Pair Corralation between TPG RE and Ready Capital

Assuming the 90 days trading horizon TPG RE Finance is expected to generate 2.01 times more return on investment than Ready Capital. However, TPG RE is 2.01 times more volatile than Ready Capital. It trades about 0.04 of its potential returns per unit of risk. Ready Capital is currently generating about 0.04 per unit of risk. If you would invest  1,372  in TPG RE Finance on November 1, 2024 and sell it today you would earn a total of  434.00  from holding TPG RE Finance or generate 31.63% return on investment over 90 days.
Time Period3 Months [change]
DirectionMoves Together 
StrengthSignificant
Accuracy100.0%
ValuesDaily Returns

TPG RE Finance  vs.  Ready Capital

 Performance 
       Timeline  
TPG RE Finance 

Risk-Adjusted Performance

0 of 100

 
Weak
 
Strong
Very Weak
Over the last 90 days TPG RE Finance has generated negative risk-adjusted returns adding no value to investors with long positions. In spite of rather sound fundamental indicators, TPG RE is not utilizing all of its potentials. The latest stock price tumult, may contribute to shorter-term losses for the shareholders.
Ready Capital 

Risk-Adjusted Performance

0 of 100

 
Weak
 
Strong
Very Weak
Over the last 90 days Ready Capital has generated negative risk-adjusted returns adding no value to investors with long positions.
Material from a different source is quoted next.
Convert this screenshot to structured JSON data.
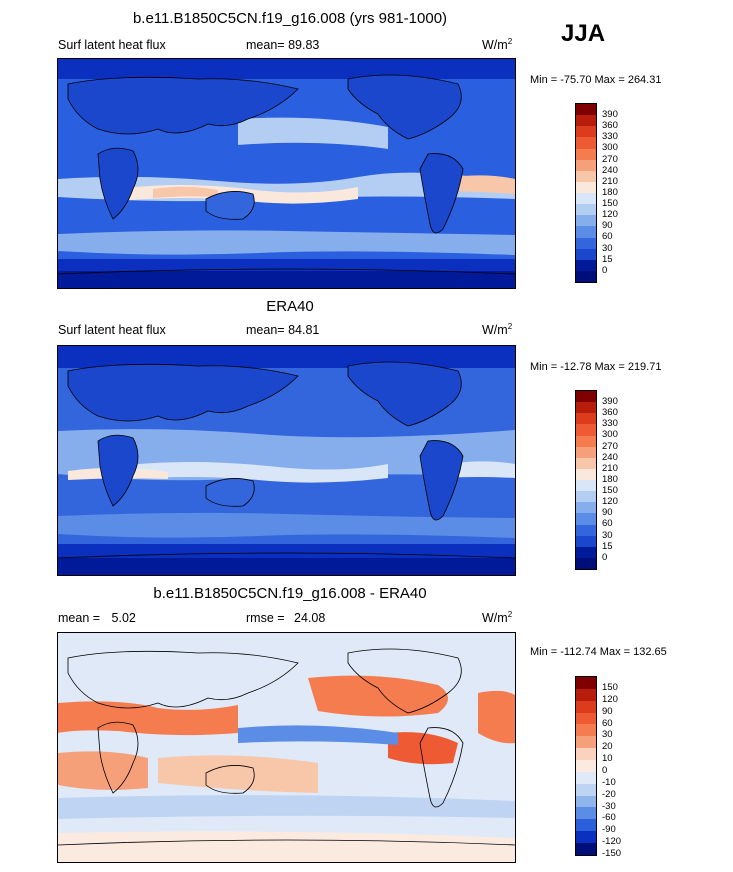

In spite of rather sound basic indicators, Ready Capital is not utilizing all of its potentials. The latest stock price tumult, may contribute to shorter-term losses for the shareholders.
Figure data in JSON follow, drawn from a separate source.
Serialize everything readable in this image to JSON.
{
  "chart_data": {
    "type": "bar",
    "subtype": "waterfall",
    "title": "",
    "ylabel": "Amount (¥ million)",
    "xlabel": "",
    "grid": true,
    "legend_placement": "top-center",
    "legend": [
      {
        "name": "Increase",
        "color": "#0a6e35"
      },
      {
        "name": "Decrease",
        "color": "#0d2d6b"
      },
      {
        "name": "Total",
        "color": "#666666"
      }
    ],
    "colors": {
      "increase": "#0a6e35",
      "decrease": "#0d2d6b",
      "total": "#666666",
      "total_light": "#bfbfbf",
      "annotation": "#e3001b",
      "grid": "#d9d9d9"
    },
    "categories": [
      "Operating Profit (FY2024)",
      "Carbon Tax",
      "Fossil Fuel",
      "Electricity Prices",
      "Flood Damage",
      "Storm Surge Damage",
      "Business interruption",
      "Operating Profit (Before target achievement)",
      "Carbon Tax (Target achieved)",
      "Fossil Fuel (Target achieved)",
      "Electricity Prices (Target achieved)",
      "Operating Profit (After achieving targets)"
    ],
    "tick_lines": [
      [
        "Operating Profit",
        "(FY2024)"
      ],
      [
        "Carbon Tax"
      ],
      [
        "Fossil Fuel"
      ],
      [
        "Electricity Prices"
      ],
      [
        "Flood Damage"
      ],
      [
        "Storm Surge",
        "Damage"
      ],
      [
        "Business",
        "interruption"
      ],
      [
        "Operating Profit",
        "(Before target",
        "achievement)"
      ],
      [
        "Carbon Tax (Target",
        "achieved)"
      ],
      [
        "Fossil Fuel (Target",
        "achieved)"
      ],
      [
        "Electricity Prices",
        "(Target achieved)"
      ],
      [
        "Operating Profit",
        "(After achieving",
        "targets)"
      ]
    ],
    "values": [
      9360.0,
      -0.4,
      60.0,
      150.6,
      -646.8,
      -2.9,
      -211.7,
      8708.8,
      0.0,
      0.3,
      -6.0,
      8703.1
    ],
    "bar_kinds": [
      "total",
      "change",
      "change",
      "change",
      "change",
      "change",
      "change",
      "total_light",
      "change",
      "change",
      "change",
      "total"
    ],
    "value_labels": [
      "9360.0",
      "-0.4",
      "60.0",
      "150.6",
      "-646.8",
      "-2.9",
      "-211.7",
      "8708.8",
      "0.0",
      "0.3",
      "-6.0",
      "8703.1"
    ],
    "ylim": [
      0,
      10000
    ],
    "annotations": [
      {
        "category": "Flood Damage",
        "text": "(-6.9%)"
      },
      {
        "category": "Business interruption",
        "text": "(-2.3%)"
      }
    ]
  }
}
TPG RE and Ready Capital Volatility Contrast

   Predicted Return Density   
       Returns  

Pair Trading with TPG RE and Ready Capital

The main advantage of trading using opposite TPG RE and Ready Capital positions is that it hedges away some unsystematic risk. Because of two separate transactions, even if TPG RE position performs unexpectedly, Ready Capital can make up some of the losses. Pair trading also minimizes risk from directional movements in the market. For example, if an entire industry or sector drops because of unexpected headlines, the short position in Ready Capital will offset losses from the drop in Ready Capital's long position.
The idea behind TPG RE Finance and Ready Capital pairs trading is to make the combined position market-neutral, meaning the overall market's direction will not affect its win or loss (or potential downside or upside). This can be achieved by designing a pairs trade with two highly correlated stocks or equities that operate in a similar space or sector, making it possible to obtain profits through simple and relatively low-risk investment.
Check out your portfolio center.
Note that this page's information should be used as a complementary analysis to find the right mix of equity instruments to add to your existing portfolios or create a brand new portfolio. You can also try the Price Exposure Probability module to analyze equity upside and downside potential for a given time horizon across multiple markets.